No one in Australia believes that candidates are incentivized to be 'less shitty to each other'
>engages both voters and parties who are alienated by the 2 party structure
Australia's used RCV for a century, and the same 2 parties get 90-95% of their lower house every single election. They actually have a *more* entrenched 2 party system than Britain, which uses FPTP!
Do you think candidates would be worse or the 2 party system less entrenched if Australia switched to FPTP?
+1000. I've been trying to make this argument for years.
San Francisco has RCV. Mayoral candidates are nasty to each other and it’s an entrenched one party system.
would it be better if it was a FFTP democratic primary which decided the Mayors race?
California eliminated partisan primaries, except for President, in 2010 with Proposition 14.
Matt’s Lisa Murkowski example shows a very common misconception about RCV.

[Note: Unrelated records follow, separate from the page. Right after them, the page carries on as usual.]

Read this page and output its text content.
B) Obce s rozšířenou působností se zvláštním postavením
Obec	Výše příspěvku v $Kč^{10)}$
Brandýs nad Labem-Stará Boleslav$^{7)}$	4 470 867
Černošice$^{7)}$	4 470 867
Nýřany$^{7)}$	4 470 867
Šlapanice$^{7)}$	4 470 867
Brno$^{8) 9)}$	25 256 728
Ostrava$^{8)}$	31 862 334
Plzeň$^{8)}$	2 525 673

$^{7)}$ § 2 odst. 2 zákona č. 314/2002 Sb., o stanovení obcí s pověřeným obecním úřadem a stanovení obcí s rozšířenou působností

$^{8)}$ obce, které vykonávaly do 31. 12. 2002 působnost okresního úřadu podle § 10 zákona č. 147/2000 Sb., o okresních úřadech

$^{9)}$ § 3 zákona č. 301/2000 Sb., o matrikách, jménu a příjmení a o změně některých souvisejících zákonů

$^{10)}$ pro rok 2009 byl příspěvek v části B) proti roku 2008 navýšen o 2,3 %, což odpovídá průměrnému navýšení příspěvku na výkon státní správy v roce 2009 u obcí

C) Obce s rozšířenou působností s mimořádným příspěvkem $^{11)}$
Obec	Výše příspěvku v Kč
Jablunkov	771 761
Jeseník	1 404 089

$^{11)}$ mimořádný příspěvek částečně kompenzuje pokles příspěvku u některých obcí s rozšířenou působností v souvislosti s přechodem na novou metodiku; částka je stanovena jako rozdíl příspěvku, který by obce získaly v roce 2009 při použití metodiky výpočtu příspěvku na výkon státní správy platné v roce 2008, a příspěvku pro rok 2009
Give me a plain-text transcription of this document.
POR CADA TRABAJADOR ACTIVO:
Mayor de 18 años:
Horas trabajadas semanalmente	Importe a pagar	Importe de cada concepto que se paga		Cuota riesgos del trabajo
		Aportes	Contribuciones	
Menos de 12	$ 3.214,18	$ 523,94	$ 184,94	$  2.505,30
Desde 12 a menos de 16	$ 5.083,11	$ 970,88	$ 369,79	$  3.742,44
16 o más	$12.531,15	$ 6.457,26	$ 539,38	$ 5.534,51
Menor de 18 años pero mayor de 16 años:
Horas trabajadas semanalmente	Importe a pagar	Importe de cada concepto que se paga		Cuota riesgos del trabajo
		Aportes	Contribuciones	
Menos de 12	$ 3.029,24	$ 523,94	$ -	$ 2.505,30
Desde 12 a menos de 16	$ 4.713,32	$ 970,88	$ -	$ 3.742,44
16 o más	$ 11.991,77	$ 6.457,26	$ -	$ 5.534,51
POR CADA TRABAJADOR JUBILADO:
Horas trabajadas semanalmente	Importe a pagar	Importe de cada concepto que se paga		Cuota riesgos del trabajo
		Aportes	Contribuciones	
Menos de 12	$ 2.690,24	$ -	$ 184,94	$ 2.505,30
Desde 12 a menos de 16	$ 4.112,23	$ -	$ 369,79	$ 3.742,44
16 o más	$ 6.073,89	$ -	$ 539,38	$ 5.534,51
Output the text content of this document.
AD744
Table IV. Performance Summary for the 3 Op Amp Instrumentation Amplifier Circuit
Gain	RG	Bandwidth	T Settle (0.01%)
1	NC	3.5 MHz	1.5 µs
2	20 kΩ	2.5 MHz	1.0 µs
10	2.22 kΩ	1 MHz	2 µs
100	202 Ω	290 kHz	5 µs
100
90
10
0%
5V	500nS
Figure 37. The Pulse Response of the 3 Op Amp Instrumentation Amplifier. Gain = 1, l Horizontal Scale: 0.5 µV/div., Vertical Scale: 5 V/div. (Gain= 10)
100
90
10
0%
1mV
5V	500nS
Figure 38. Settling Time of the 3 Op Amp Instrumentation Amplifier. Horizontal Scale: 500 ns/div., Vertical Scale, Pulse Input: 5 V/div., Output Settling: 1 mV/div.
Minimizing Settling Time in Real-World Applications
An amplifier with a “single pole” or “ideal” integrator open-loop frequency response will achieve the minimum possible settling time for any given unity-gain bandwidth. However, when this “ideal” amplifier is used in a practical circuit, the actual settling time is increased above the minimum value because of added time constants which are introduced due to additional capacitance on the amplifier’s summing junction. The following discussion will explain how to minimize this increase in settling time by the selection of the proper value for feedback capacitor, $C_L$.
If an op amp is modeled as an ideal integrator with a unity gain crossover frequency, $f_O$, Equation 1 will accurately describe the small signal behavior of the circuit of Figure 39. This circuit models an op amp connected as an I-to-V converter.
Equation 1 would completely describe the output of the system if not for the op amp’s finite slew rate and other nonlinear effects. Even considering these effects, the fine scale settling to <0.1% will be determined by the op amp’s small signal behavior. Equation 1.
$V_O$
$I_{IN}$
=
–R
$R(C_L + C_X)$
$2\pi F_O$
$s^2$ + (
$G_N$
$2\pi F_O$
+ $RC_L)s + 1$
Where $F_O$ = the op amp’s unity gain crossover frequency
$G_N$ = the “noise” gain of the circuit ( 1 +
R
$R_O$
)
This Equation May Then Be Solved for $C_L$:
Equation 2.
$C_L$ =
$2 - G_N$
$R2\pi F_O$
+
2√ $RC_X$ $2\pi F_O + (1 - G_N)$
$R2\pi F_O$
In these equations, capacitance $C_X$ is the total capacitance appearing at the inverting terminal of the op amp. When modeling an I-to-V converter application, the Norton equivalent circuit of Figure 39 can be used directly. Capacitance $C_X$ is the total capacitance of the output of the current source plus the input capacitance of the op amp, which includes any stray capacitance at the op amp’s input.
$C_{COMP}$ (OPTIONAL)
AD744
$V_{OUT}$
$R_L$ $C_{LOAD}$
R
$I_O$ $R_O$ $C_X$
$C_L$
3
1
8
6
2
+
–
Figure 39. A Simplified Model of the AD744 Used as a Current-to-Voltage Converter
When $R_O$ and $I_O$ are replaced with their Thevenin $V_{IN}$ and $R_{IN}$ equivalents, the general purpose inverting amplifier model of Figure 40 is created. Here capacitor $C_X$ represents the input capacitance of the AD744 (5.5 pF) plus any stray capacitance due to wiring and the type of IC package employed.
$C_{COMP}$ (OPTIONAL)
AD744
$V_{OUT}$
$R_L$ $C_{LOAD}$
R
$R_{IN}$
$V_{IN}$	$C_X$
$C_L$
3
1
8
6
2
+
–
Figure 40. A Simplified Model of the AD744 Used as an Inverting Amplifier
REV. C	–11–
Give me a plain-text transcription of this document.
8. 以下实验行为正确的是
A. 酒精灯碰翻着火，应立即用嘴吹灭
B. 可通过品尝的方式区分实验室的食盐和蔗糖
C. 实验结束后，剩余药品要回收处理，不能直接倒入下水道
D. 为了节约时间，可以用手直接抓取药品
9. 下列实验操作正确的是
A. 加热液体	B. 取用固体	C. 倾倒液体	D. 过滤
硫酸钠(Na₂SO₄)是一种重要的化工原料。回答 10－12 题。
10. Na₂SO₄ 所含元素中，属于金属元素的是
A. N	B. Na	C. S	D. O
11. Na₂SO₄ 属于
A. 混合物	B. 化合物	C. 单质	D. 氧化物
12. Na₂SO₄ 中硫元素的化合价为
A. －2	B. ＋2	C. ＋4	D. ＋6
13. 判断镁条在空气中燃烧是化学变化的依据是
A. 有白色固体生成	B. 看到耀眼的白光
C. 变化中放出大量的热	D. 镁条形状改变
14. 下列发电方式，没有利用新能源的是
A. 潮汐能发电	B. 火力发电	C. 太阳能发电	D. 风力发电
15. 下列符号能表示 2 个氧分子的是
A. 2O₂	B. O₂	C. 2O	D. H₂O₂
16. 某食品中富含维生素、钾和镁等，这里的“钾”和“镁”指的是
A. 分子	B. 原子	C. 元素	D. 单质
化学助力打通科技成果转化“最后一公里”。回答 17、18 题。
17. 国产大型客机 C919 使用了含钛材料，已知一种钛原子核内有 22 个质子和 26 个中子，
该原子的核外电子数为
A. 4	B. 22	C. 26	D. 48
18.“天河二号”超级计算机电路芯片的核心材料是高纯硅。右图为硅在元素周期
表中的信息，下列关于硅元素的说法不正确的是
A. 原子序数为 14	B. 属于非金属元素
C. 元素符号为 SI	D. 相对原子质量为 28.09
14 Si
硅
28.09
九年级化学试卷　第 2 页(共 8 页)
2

Let’s suppose Alaska has a top-4 RCV election with the following first-choice results:
—MAGA Republican: 35%
—Lisa Murkowski: 32%
—Moderate Dem: 28%
—Progressive Dem: 5%
What happens? The Progressive Dem gets knocked out and their votes go to the Moderate Dem, who now has 33%. Lisa Murkowski then gets knocked out, and if we suppose that her supporters’ second choices are evenly split between Moderate Dem and MAGA Republican then the result is 49% Moderate Dem, 51% MAGA Republican. The MAGA Republican wins! Or if Murkowski’s supporters’ second choices tilted slightly Dem, then the Moderate Dem wins. In neither case does the median voter’s candidate win. 🫠
Vote-splitting and the spoiler effect are major issues in RCV and can lead to unpredictable consequences like above. The system incentives consolidation into two candidates. In fact, one of the Republicans running for Alaska’s House seat smartly dropped out in order to consolidate Republican support and avoid vote-splitting:
https://alaskabeacon.com/2024/08/27/why-are-some-republican-candidates-quitting-alaskas-general-election-strategy/
RCV does not magically push more centrist candidates to win elections. In fact, one of its well-known problems is what’s called the “center squeeze” where centrist candidates get squeezed out and people at the fringes get elected: https://en.wikipedia.org/wiki/Center_squeeze
Alaska itself infamously had this problem two years ago: https://en.wikipedia.org/wiki/2022_Alaska's_at-large_congressional_district_special_election
This is definitely possible. But it’s much harder to predict, so it doesn’t encourage as much strategic voting, unless the candidates are very clearly linearly ordered (and then, only by supporters of the most extreme candidates). And even when this does happen, the winner has significant support.
Alaska’s problem is due to IRV, they should keep ranked voting but use a better method which will select the Condorcet winner if there is one.
And the center squeeze is an even bigger problem with two-party FPTP elections, it’s not due to ranked voting.